Poetry - February, 2013

Poetry

Jesus is nailed to the cross

One year Marie gave up TV for Lent.
If Jesus Christ could bear His cross, then kite
on it three hours so we’d repent,
sacrifice in return was merely right.
I swore off sweets, only to break my fast
with thieved chocolate, watching Lord of the Flies,
a film exposing my black soul. Aghast,
I rushed to my sister’s room for advice.
She was asleep, my parents too. Spilling
from the TV, English schoolboy savages
marched the house, whetted for blood and killing.
I screamed for Jesus.

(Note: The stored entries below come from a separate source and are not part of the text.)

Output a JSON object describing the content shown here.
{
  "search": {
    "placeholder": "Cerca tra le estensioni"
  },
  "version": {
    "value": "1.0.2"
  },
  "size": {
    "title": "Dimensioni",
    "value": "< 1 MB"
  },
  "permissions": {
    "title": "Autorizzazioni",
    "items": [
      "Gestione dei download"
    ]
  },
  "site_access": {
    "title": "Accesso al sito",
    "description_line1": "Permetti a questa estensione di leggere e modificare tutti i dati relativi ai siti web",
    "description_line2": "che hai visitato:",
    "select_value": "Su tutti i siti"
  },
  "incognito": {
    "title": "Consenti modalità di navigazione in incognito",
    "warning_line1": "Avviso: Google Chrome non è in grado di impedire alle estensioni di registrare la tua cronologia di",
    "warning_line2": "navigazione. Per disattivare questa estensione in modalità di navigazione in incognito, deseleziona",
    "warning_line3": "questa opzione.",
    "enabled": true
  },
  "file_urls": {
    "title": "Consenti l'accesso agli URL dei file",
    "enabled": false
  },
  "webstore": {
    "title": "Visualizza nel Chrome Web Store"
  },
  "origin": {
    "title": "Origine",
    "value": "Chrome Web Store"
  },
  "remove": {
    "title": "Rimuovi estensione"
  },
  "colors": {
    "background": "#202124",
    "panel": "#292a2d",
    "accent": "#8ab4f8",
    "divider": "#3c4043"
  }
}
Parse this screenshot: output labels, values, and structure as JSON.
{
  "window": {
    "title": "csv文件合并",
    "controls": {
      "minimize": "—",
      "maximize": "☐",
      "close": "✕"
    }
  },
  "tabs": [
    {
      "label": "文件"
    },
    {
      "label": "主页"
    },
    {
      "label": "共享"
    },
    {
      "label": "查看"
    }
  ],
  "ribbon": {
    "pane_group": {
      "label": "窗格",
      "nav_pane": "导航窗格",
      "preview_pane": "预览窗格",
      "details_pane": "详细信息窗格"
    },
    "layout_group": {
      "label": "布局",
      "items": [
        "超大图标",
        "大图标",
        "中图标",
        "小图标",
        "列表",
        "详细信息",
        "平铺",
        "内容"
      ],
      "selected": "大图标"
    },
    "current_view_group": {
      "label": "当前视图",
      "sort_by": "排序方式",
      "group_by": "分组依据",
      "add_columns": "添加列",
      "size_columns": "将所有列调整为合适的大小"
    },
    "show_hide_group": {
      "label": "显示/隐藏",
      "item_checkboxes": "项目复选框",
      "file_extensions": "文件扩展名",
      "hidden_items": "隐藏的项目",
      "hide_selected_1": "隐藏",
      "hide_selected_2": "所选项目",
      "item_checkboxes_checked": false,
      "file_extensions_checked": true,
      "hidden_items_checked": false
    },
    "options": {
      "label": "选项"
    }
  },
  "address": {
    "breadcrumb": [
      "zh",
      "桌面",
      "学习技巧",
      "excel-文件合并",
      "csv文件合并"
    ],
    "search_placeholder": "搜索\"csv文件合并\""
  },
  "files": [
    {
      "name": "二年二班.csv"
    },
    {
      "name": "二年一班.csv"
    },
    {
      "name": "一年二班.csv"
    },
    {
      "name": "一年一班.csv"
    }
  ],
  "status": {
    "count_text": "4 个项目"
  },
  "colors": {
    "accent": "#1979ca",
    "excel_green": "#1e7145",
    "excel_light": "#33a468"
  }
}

But His ravages
snared Him, like a film, in cruel depiction—
as if it were my own crucifixion.

Poetry

Knitting in the wild

Douglas Fir campground, October 2012

The pale bits—twigs, fibers,
pine needles—sun-struck,
fall through the lazy air
as if yearning to be embodied in
my knitting, like gold flecks woven into
a ceremonial robe.

Then surprise—a new marvel!
Like a parachutist, a very small beetle
lands on the greeny stitch I have just
passed from left needle to right;
the creature’s burnished carapace
mirrors precisely the loop of glowing,
silky yarn that he has chosen.

When this shawl ends up
warming someone’s shoulders,
will she sense the unexpected—
this glance, this gleam,
this life spark?

Poetry

The actual you

What are the things I should know about being homeless
That I would never imagine myself? I ask a girl who was
Homeless from age thirteen to age seventeen. You never
Saw a nicer more pleasant neatly dressed kid in your life,
This kid. The only way you can tell who she used to be is
That she has a bunch of steel teeth. Any hint of difficulty,
She says, you move. Move anyways, on general principle.
Any safe spot you find will eventually be found by others.
As for new friends, trust but verify, as some old president
Said. Learn to lie with a totally straight face. Brush teeth!
I still have trouble not lying immediately and defensively.
That’s a problem for me. I got so good at it that it’s tough
To not be good at it anymore. The best way to get by is to
Perform, to not be who you really are, so the actual you is
Not in danger. You can shuck the person you perform like
A snake shucks a skin. Teachers here tell me I ought to be
In theater, I should try out for plays and musicals, but that
Is exactly what I am trying not to be, which is good at not
Being the real me anymore. Does this make sense? You’d
Be a natural, my teachers say, and I have to laugh because
Natural at not being me is who I don’t want to be anymore.

Poetry

The whole weasel question

Consider the case of a mathematician, in this case
My oldest brother, who is (a) halved by an illness,
(b) stilled completely by it, and (c) reduced to ash.
Trust me, he would be the first to note that finally
He finished his travels at 0.00416666667 of what
He weighed for a long time. I bet then he’d spend
Weeks poking into what else weighed exactly that.
I’d get a terse note with a list in his meticulous ink:
The cardinal on average weighs 0.992 of a pound,
And the long-tailed weasel weighs exactly a pound.
A letter like that is exactly like a zen koan, I think.
It’s as much a door as a statement. Let us consider
That we have all just now received this terse letter.
It sits there grinning on the table next to the coffee.
I don’t know about you, but I am going to dive into
The whole weasel question. We have so little time,
And there’s so much to be discovered. I want to be
Able to be conversant about this the next time I see
My brother. He’ll want to know. He’ll have missed
A lot of time that could have been devoted to these
Things, and someone has to carry the ball, whether
It’s weasels or cardinals or cancer. How mortifying
It will be if he asks me about something, and I have
To say I didn’t pay attention, man, and he will stare
At me with that laser stare and not even have to say,
And what was it you did instead of paying attention?